For many of the largest U.S. pension funds, it seems, the world — particularly the developing one — is their oyster.
Among defined benefit funds in the nation’s 200 largest retirement plans, assets invested in emerging markets securities jumped 33% to $146 billion for the 12 months ended Sept. 30, according to Pensions & Investments’ annual survey.
The boost in emerging markets was powered by equities, which saw a 29.6% gain to $127.9 billion, while debt, though smaller by assets, saw a much larger percentage increase, 62.5%, to $18.2 billion.
Meanwhile, global equity increased 14.6% to $97.3 billion, active global/international bonds rose 6.4% to $71.1 billion and active international equities gained 12.9% to $371.8 billion.

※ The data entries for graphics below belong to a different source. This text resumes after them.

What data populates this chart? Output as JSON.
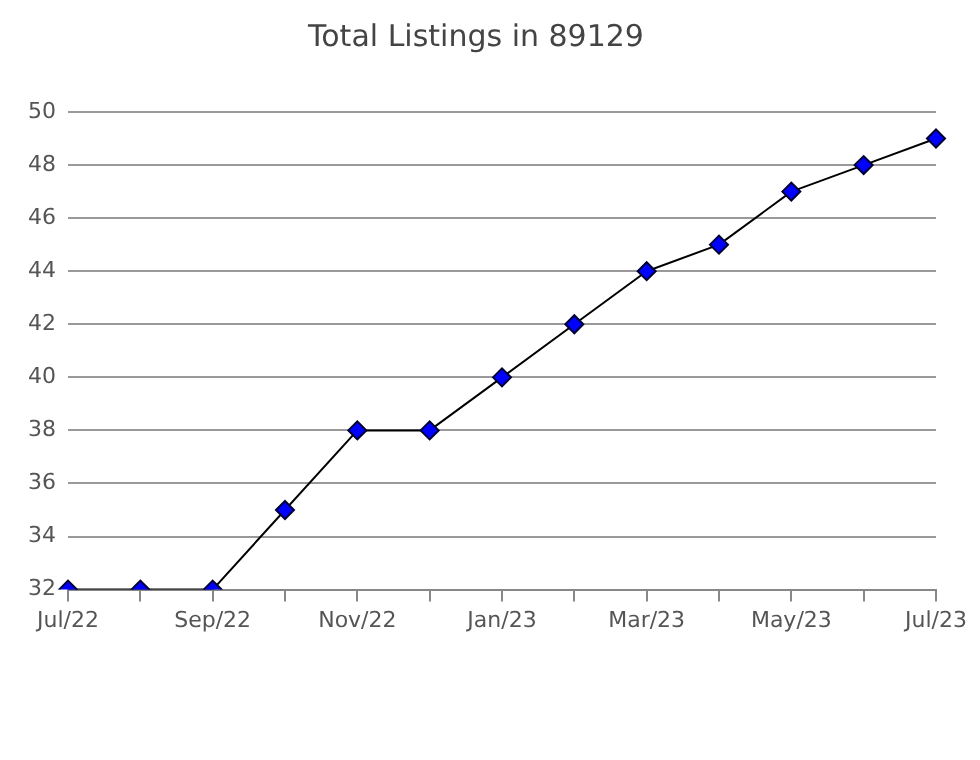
{
  "chart_data": {
    "type": "line",
    "title": "Total Listings in 89129",
    "categories": [
      "Jul/22",
      null,
      "Sep/22",
      null,
      "Nov/22",
      null,
      "Jan/23",
      null,
      "Mar/23",
      null,
      "May/23",
      null,
      "Jul/23"
    ],
    "series": [
      {
        "color": "#0000ff",
        "values": [
          32,
          32,
          32,
          35,
          38,
          38,
          40,
          42,
          44,
          45,
          47,
          48,
          49
        ]
      }
    ],
    "ylim": [
      32,
      50
    ],
    "yticks": [
      32,
      34,
      36,
      38,
      40,
      42,
      44,
      46,
      48,
      50
    ],
    "grid": "y",
    "legend": false,
    "marker": "diamond",
    "line_style": "solid"
  }
}
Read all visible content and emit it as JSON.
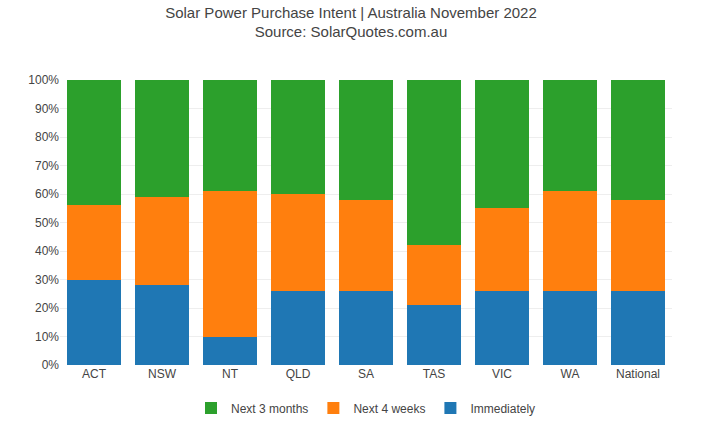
{
  "chart_data": {
    "type": "bar",
    "stacked": true,
    "title": "Solar Power Purchase Intent | Australia November 2022",
    "subtitle": "Source: SolarQuotes.com.au",
    "categories": [
      "ACT",
      "NSW",
      "NT",
      "QLD",
      "SA",
      "TAS",
      "VIC",
      "WA",
      "National"
    ],
    "series": [
      {
        "name": "Immediately",
        "values": [
          0.3,
          0.28,
          0.1,
          0.26,
          0.26,
          0.21,
          0.26,
          0.26,
          0.26
        ]
      },
      {
        "name": "Next 4 weeks",
        "values": [
          0.26,
          0.31,
          0.51,
          0.34,
          0.32,
          0.21,
          0.29,
          0.35,
          0.32
        ]
      },
      {
        "name": "Next 3 months",
        "values": [
          0.44,
          0.41,
          0.39,
          0.4,
          0.42,
          0.58,
          0.45,
          0.39,
          0.42
        ]
      }
    ],
    "ylim": [
      0,
      1.0
    ],
    "yticks": [
      {
        "value": 0,
        "label": "0%"
      },
      {
        "value": 0.1,
        "label": "10%"
      },
      {
        "value": 0.2,
        "label": "20%"
      },
      {
        "value": 0.3,
        "label": "30%"
      },
      {
        "value": 0.4,
        "label": "40%"
      },
      {
        "value": 0.5,
        "label": "50%"
      },
      {
        "value": 0.6,
        "label": "60%"
      },
      {
        "value": 0.7,
        "label": "70%"
      },
      {
        "value": 0.8,
        "label": "80%"
      },
      {
        "value": 0.9,
        "label": "90%"
      },
      {
        "value": 1.0,
        "label": "100%"
      }
    ],
    "grid": true,
    "legend": "bottom"
  }
}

When adjusted for the market, emerging markets equity was up 10.5%; emerging markets debt gained 34.7%; global/international bonds rose 1.3%; global equity dropped 5.8%; and international equity fell 6.2%;. The MSCI All-Country World index was up 21.73% for the 12 months ended Sept. 30; the MSCI Emerging Markets equity index, 17.25%; the MSCI EAFE, 14.86; Barclays Global Aggregate Bond index, 5.07%; and the J.P. Morgan Emerging Markets Bond index, 20.59%.
Among the biggest shifts reported in emerging markets equity were the $88 billion New York State Teachers’ Retirement System, Albany, reporting $2.31 billion as of Sept. 30, up from $165 million a year earlier, and the $25 billion defined benefit plan of United Parcel Service Inc., Atlanta, which is reporting $1.3 billion in emerging markets equity, up from $754 million.
In global equity, the bigger shifts included those of the $21 billion Mississippi Public Employees’ Retirement System, which reported $1.18 billion, up from $267 million, and UPS, reporting $2.4 billion from $462 million.
In aggregate, defined benefit plans in the top 200 had 2.8% of assets invested in global equity as of Sept. 30, up a tick from 2.6% a year earlier. Corporate plans within that universe had an average 2.3% invested in global equity in the latest survey, up from 1.8%; public plans, had 2.8%, up only 10 basis points; and union plans had 6.3% invested, compared with 5.6% a year earlier. In international equity, the aggregate investment among defined benefit funds was 18.2%, up from 17.4%. Corporate plans were at 14.9%, up from 13.5%; and public plans, at 19.1%, were up from 18.4%. Union plans, however, saw a slight drop, to 10.3% from 10.5%.
“More and more, we’re seeing with our clients the global shift in allocations,” said Thomas McAuliffe, managing director and head of global investment consulting for Bank of America Merrill Lynch, New York, which manages $48 billion in pension assets, mostly for corporate and Taft-Hartley plans. “Emerging markets has also been a big play, and no surprise it’s more on the equity side.”